The following recommendations followed the completion of the Serious Incident investigation.
All communications staff should be required to obtain and maintain currency in AMPDS or other dispatch program’s accreditation.
AMPDS to be utilised as a mandatory patient prioritisation system for all ambulance response service. Variation of an AMPDS classification should only be made by an approved clinician.
Operational policies should be updated to ensure that clear direction is provided to staff in prioritisation of cases.
Appoint a Quality Support Coordinator to undertake audit, training and mentoring for communications staff in the use of AMPDS.
TAS should review it’s current case classification and consideration be given to aligning the classification to the 4 classifications set by AMPDS.
TAS should adopt an accredited communications officer training program.
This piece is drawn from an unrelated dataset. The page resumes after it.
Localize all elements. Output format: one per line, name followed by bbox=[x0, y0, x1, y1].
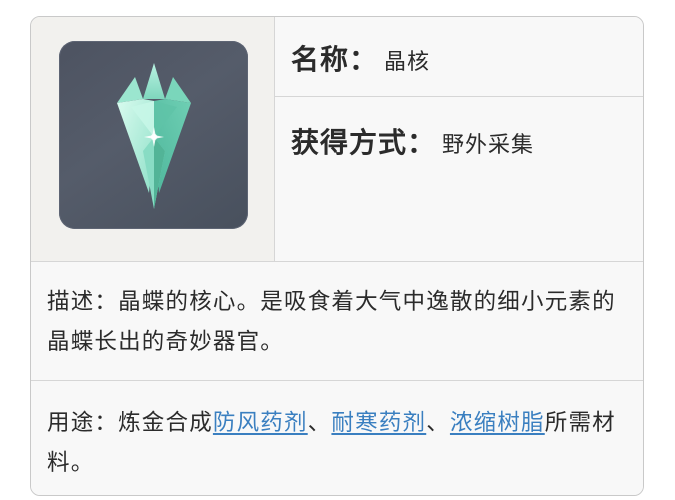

This program should be offered to all current communications staff and become a mandatory requirement for all new staff.
The position of senior communications officer needs to be reviewed to ensure that the role provides support, coaching and mentoring to all communications staff.
All staff, when acting in senior roles should be given sufficient orientation and training to enable them to undertake all aspects of that role.
I understand that TAS is currently taking steps to implement the recommendations outlined in the report of Mr Hamilton. I encourage them to continue with that process.
I note that Mrs W was provided advice by Dr Lurie to have Ms W reviewed by her general practitioner the following day. However, I note that Mrs W indicates that she understood that the Mersey Community Hospital or their representative was going to make these arrangements. For whatever reason, Ms W was not reviewed by a medical practitioner until she was taken to the Mersey Community Hospital by ambulance on the 23 July, 2009.
The circumstances surrounding the death of Ms W were the subject of an investigation by Tasmania Police. The death was not considered suspicious.
Comments & Recommendations:
I am satisfied on the evidence that the decision to discharge Ms W from the Mersey Community Hospital was a clinical decision and not an unreasonable one based on Ms W’s symptoms and the negative result of the H1N1 influenza 09 test. The decision by Dr Lurie not to treat Ms W with Tamiflu albeit clinically correct at the time, may have ultimately reduced her prospects of recovering from this serious illness.
I find that in this case the response by the Tasmanian Ambulance Service was not in accord with acceptable guidelines. I am satisified that the Serious Incident investigation carried out by Mr Hamilton of the National Academies of Emergency Dispatch has adequately addressed the identifiable shortcomings in this response. I accept and adopt the recommendations which flowed from this investigation and urge the prompt implementation of all of those recommendations.
I find on the evidence that Ms W died of H1N1 09 viral pneumonia (swine flu).
I conclude by conveying my sincere condolences to Ms W’s family.
This matter is now concluded
DATED : Friday,11 February 2011 at Launceston in Tasmania.